2. Benchmark solution#
2.1. Calculation method#
The calculation is analytical.
We used the computer calculation program Mathematica to do it.
We know that the field of movement is:
\(\mathrm{dX}=\mathrm{2x}+\mathrm{3y}+\mathrm{4z}\)
\(\mathrm{dY}=\mathrm{3x}+\mathrm{5y}+\mathrm{6z}\)
\(\mathrm{dZ}=\mathrm{4x}+\mathrm{6y}+\mathrm{7z}\)

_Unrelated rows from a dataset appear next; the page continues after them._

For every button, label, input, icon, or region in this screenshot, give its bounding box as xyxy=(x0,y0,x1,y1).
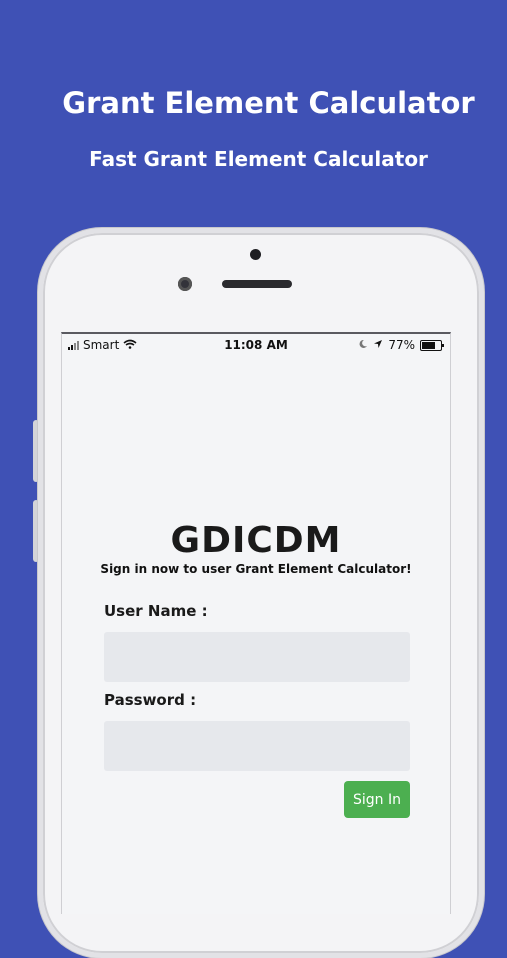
phone-screen: Smart 11:08 AM 77% GDICDM Sign in now to… xyxy=(61,332,451,914)
moon-icon xyxy=(358,338,368,352)
proximity-sensor xyxy=(250,249,261,260)
location-arrow-icon xyxy=(373,338,383,352)
promo-title: Grant Element Calculator xyxy=(62,86,475,120)
sign-in-button[interactable]: Sign In xyxy=(344,781,410,818)
username-label: User Name : xyxy=(104,602,208,620)
password-label: Password : xyxy=(104,691,197,709)
earpiece-speaker xyxy=(222,280,292,288)
password-input[interactable] xyxy=(104,721,410,771)
promo-subtitle: Fast Grant Element Calculator xyxy=(89,147,428,171)
battery-icon xyxy=(420,339,444,351)
signin-tagline: Sign in now to user Grant Element Calcul… xyxy=(100,562,412,576)
status-bar: Smart 11:08 AM 77% xyxy=(62,338,450,354)
app-name: GDICDM xyxy=(170,520,342,561)
front-camera xyxy=(178,277,192,291)
battery-percent: 77% xyxy=(388,338,415,352)
username-input[interactable] xyxy=(104,632,410,682)
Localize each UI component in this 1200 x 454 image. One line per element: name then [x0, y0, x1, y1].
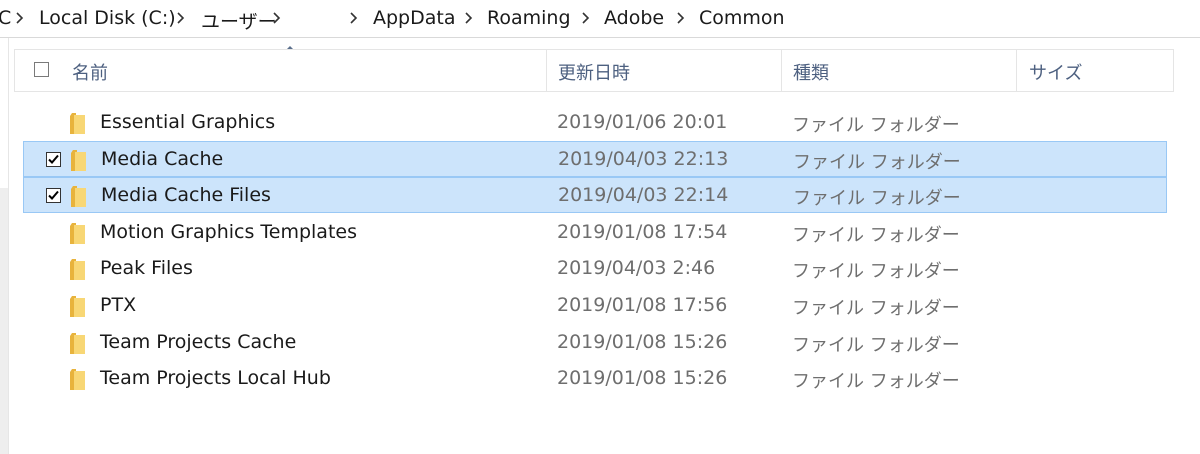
- file-name[interactable]: Team Projects Cache: [100, 331, 296, 353]
- folder-icon: [70, 369, 85, 390]
- file-date: 2019/01/06 20:01: [557, 111, 728, 133]
- list-item[interactable]: Media Cache Files 2019/04/03 22:14 ファイル …: [23, 177, 1167, 213]
- file-date: 2019/01/08 17:56: [557, 294, 728, 316]
- navigation-pane-scroll-region: [0, 188, 8, 454]
- column-header-type[interactable]: 種類: [782, 50, 1017, 91]
- row-checkbox[interactable]: [46, 188, 61, 203]
- file-type: ファイル フォルダー: [792, 371, 960, 392]
- file-date: 2019/01/08 15:26: [557, 331, 728, 353]
- folder-icon: [71, 186, 86, 207]
- breadcrumb-item-local-disk[interactable]: Local Disk (C:): [39, 7, 176, 29]
- file-type: ファイル フォルダー: [792, 298, 960, 319]
- breadcrumb-item-appdata[interactable]: AppData: [373, 7, 456, 29]
- breadcrumb-item-common[interactable]: Common: [699, 7, 785, 29]
- file-type: ファイル フォルダー: [792, 335, 960, 356]
- column-header-size-label: サイズ: [1029, 63, 1083, 84]
- column-header-size[interactable]: サイズ: [1017, 50, 1173, 91]
- folder-icon: [70, 333, 85, 354]
- column-header-type-label: 種類: [793, 63, 829, 84]
- chevron-right-icon[interactable]: [348, 8, 360, 28]
- list-item[interactable]: Team Projects Local Hub 2019/01/08 15:26…: [23, 361, 1167, 397]
- folder-icon: [71, 150, 86, 171]
- file-name[interactable]: Media Cache: [101, 148, 223, 170]
- folder-icon: [70, 259, 85, 280]
- list-item[interactable]: Team Projects Cache 2019/01/08 15:26 ファイ…: [23, 325, 1167, 361]
- select-all-checkbox[interactable]: [34, 62, 49, 77]
- file-name[interactable]: Essential Graphics: [100, 111, 275, 133]
- chevron-right-icon[interactable]: [675, 8, 687, 28]
- chevron-right-icon[interactable]: [14, 8, 26, 28]
- navigation-pane-edge[interactable]: [0, 38, 9, 454]
- file-type: ファイル フォルダー: [792, 115, 960, 136]
- list-item[interactable]: PTX 2019/01/08 17:56 ファイル フォルダー: [23, 288, 1167, 324]
- column-header-date-label: 更新日時: [558, 63, 630, 84]
- list-item[interactable]: Peak Files 2019/04/03 2:46 ファイル フォルダー: [23, 251, 1167, 287]
- chevron-right-icon[interactable]: [580, 8, 592, 28]
- file-type: ファイル フォルダー: [792, 261, 960, 282]
- list-item[interactable]: Media Cache 2019/04/03 22:13 ファイル フォルダー: [23, 141, 1167, 177]
- breadcrumb-item-roaming[interactable]: Roaming: [487, 7, 571, 29]
- file-name[interactable]: Media Cache Files: [101, 184, 271, 206]
- folder-icon: [70, 223, 85, 244]
- breadcrumb-item-users[interactable]: ユーザー: [201, 7, 277, 34]
- list-item[interactable]: Motion Graphics Templates 2019/01/08 17:…: [23, 215, 1167, 251]
- list-item[interactable]: Essential Graphics 2019/01/06 20:01 ファイル…: [23, 105, 1167, 141]
- column-header: 名前 更新日時 種類 サイズ: [14, 49, 1174, 92]
- column-header-name-label: 名前: [72, 63, 108, 84]
- folder-icon: [70, 113, 85, 134]
- file-explorer: C Local Disk (C:) ユーザー AppData Roaming A…: [0, 0, 1200, 454]
- row-checkbox[interactable]: [46, 152, 61, 167]
- breadcrumb-item-drive-c[interactable]: C: [0, 7, 11, 29]
- file-date: 2019/04/03 2:46: [557, 257, 716, 279]
- breadcrumb: C Local Disk (C:) ユーザー AppData Roaming A…: [0, 0, 1200, 38]
- chevron-right-icon[interactable]: [463, 8, 475, 28]
- folder-icon: [70, 296, 85, 317]
- file-name[interactable]: Motion Graphics Templates: [100, 221, 357, 243]
- file-date: 2019/04/03 22:13: [558, 148, 729, 170]
- chevron-right-icon[interactable]: [271, 8, 283, 28]
- column-header-name[interactable]: 名前: [15, 50, 547, 91]
- file-name[interactable]: Peak Files: [100, 257, 193, 279]
- column-header-date[interactable]: 更新日時: [547, 50, 782, 91]
- file-name[interactable]: PTX: [100, 294, 136, 316]
- file-date: 2019/04/03 22:14: [558, 184, 729, 206]
- file-type: ファイル フォルダー: [793, 188, 961, 209]
- file-type: ファイル フォルダー: [792, 225, 960, 246]
- file-date: 2019/01/08 17:54: [557, 221, 728, 243]
- file-date: 2019/01/08 15:26: [557, 367, 728, 389]
- breadcrumb-item-adobe[interactable]: Adobe: [604, 7, 664, 29]
- chevron-right-icon[interactable]: [175, 8, 187, 28]
- file-type: ファイル フォルダー: [793, 152, 961, 173]
- file-name[interactable]: Team Projects Local Hub: [100, 367, 331, 389]
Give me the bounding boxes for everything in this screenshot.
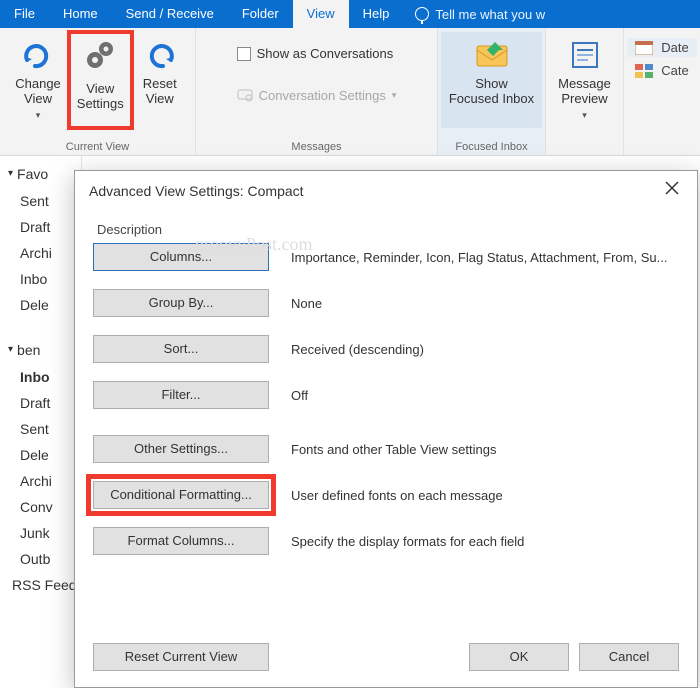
sort-button[interactable]: Sort... bbox=[93, 335, 269, 363]
tab-folder[interactable]: Folder bbox=[228, 0, 293, 28]
message-preview-button[interactable]: MessagePreview ▾ bbox=[550, 32, 620, 128]
nav-item[interactable]: Inbo bbox=[0, 266, 81, 292]
filter-button[interactable]: Filter... bbox=[93, 381, 269, 409]
conversation-settings-icon bbox=[237, 87, 253, 103]
reset-current-view-button[interactable]: Reset Current View bbox=[93, 643, 269, 671]
advanced-view-settings-dialog: Advanced View Settings: Compact Descript… bbox=[74, 170, 698, 688]
sort-value: Received (descending) bbox=[291, 342, 679, 357]
focused-inbox-icon bbox=[473, 38, 511, 72]
close-button[interactable] bbox=[659, 179, 685, 202]
arrange-date-button[interactable]: Date bbox=[627, 38, 696, 57]
dialog-title: Advanced View Settings: Compact bbox=[89, 183, 304, 199]
change-view-icon bbox=[21, 38, 55, 72]
tab-help[interactable]: Help bbox=[349, 0, 404, 28]
nav-item-inbox[interactable]: Inbo bbox=[0, 364, 81, 390]
reset-view-icon bbox=[143, 38, 177, 72]
nav-item[interactable]: Junk bbox=[0, 520, 81, 546]
nav-item[interactable]: Outb bbox=[0, 546, 81, 572]
tell-me-search[interactable]: Tell me what you w bbox=[403, 0, 545, 28]
show-focused-inbox-label: ShowFocused Inbox bbox=[449, 76, 534, 106]
nav-item[interactable]: Dele bbox=[0, 292, 81, 318]
nav-item[interactable]: Dele bbox=[0, 442, 81, 468]
show-focused-inbox-button[interactable]: ShowFocused Inbox bbox=[441, 32, 542, 128]
dropdown-caret-icon: ▾ bbox=[36, 108, 41, 123]
account-header[interactable]: ben bbox=[0, 332, 81, 364]
group-current-view-label: Current View bbox=[0, 138, 195, 155]
nav-item[interactable]: Conv bbox=[0, 494, 81, 520]
group-focused-label: Focused Inbox bbox=[438, 138, 545, 155]
show-conversations-checkbox[interactable]: Show as Conversations bbox=[227, 42, 404, 65]
message-preview-icon bbox=[568, 38, 602, 72]
conditional-formatting-button[interactable]: Conditional Formatting... bbox=[93, 481, 269, 509]
other-settings-value: Fonts and other Table View settings bbox=[291, 442, 679, 457]
arrange-categories-label: Cate bbox=[661, 63, 688, 78]
arrange-categories-button[interactable]: Cate bbox=[627, 61, 696, 80]
nav-item[interactable]: Sent bbox=[0, 416, 81, 442]
tab-view[interactable]: View bbox=[293, 0, 349, 28]
columns-value: Importance, Reminder, Icon, Flag Status,… bbox=[291, 250, 679, 265]
tab-send-receive[interactable]: Send / Receive bbox=[112, 0, 228, 28]
ok-button[interactable]: OK bbox=[469, 643, 569, 671]
ribbon: ChangeView ▾ ViewSettings ResetView Curr… bbox=[0, 28, 700, 156]
checkbox-icon bbox=[237, 47, 251, 61]
conversation-settings-button: Conversation Settings ▾ bbox=[227, 83, 407, 107]
group-messages-label: Messages bbox=[196, 138, 437, 155]
change-view-button[interactable]: ChangeView ▾ bbox=[7, 32, 69, 128]
message-preview-label: MessagePreview bbox=[558, 76, 611, 106]
tab-file[interactable]: File bbox=[0, 0, 49, 28]
dropdown-caret-icon: ▾ bbox=[582, 108, 587, 123]
nav-item[interactable]: Draft bbox=[0, 390, 81, 416]
group-by-value: None bbox=[291, 296, 679, 311]
nav-item[interactable]: Sent bbox=[0, 188, 81, 214]
nav-item[interactable]: Archi bbox=[0, 240, 81, 266]
folder-pane: Favo Sent Draft Archi Inbo Dele ben Inbo… bbox=[0, 156, 82, 688]
conditional-formatting-value: User defined fonts on each message bbox=[291, 488, 679, 503]
menu-tabs: File Home Send / Receive Folder View Hel… bbox=[0, 0, 700, 28]
filter-value: Off bbox=[291, 388, 679, 403]
format-columns-value: Specify the display formats for each fie… bbox=[291, 534, 679, 549]
gear-icon bbox=[82, 38, 118, 77]
show-conversations-label: Show as Conversations bbox=[257, 46, 394, 61]
other-settings-button[interactable]: Other Settings... bbox=[93, 435, 269, 463]
reset-view-button[interactable]: ResetView bbox=[132, 32, 188, 128]
view-settings-label: ViewSettings bbox=[77, 81, 124, 111]
nav-item[interactable]: Draft bbox=[0, 214, 81, 240]
close-icon bbox=[665, 181, 679, 195]
view-settings-button[interactable]: ViewSettings bbox=[69, 32, 132, 128]
lightbulb-icon bbox=[415, 7, 429, 21]
group-by-button[interactable]: Group By... bbox=[93, 289, 269, 317]
description-label: Description bbox=[97, 222, 679, 237]
nav-item[interactable]: Archi bbox=[0, 468, 81, 494]
tell-me-label: Tell me what you w bbox=[435, 7, 545, 22]
change-view-label: ChangeView bbox=[15, 76, 61, 106]
conversation-settings-label: Conversation Settings bbox=[259, 88, 386, 103]
favorites-header[interactable]: Favo bbox=[0, 156, 81, 188]
arrange-date-label: Date bbox=[661, 40, 688, 55]
columns-button[interactable]: Columns... bbox=[93, 243, 269, 271]
format-columns-button[interactable]: Format Columns... bbox=[93, 527, 269, 555]
reset-view-label: ResetView bbox=[143, 76, 177, 106]
cancel-button[interactable]: Cancel bbox=[579, 643, 679, 671]
nav-item[interactable]: RSS Feeds bbox=[0, 572, 81, 598]
group-preview-label bbox=[546, 138, 623, 155]
tab-home[interactable]: Home bbox=[49, 0, 112, 28]
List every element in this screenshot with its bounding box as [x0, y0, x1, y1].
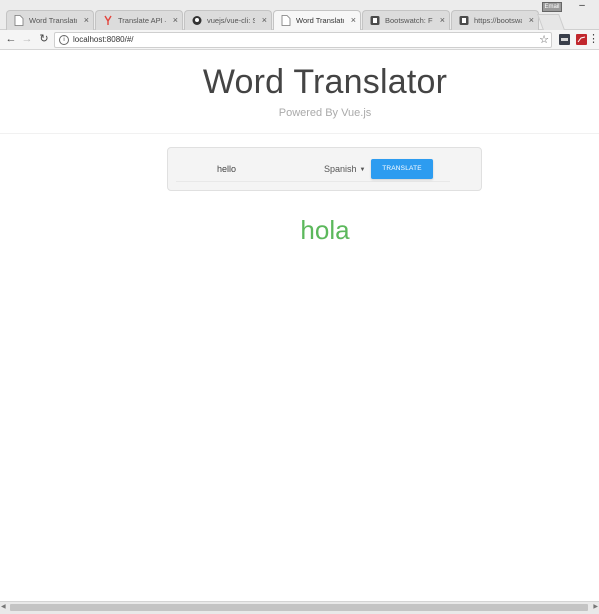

The deformation field \({\varepsilon }_{G}\) in the global coordinate system is therefore constant and equal to:
Let \(P\) be the transition matrix allowing a vector to pass from the global coordinate system \((A,X,Y,Z)\) to the local coordinate system \((A,L,N,T)\).
Either
the deformation tensor in the local coordinate system. We have: \({\varepsilon }_{L}\mathrm{=}P\mathrm{\cdot }{\varepsilon }_{G}\mathrm{\cdot }{P}^{T}\)
The Hooke tensor
is known in the local coordinate system, or
the stress tensor in this coordinate system. We have:
We get the tensor
constraints in the global frame of reference by:
In the case where a temperature field is applied, the equations above are modified as follows:
The field of deformations
in the global frame of reference is always the same:
Either
the deformation tensor in the local coordinate system. We have:
The tensor of mechanical deformations in the local coordinate system is therefore equal to:
with
, the other components being zero
The Hooke tensor
is known in the local coordinate system. Either
the stress tensor in this coordinate system. We have:
We get the tensor
constraints in the global frame of reference by:
2.2. Benchmark results#
They are obtained by performing the operations described above with Mathematica.
2.3. Uncertainties about the solution#
The uncertainty is zero because the solution is analytical.
2.4. Bibliographical references#
For the description of Hooke matrices for transverse isotropic and orthotropic materials for 3D models, plane stresses and plane deformations, the reference chosen was:
“Hooke matrix for orthotropic materials “. Internal report applications in Mechanics No. 79‑018 by Jean-Claude Masson CISI.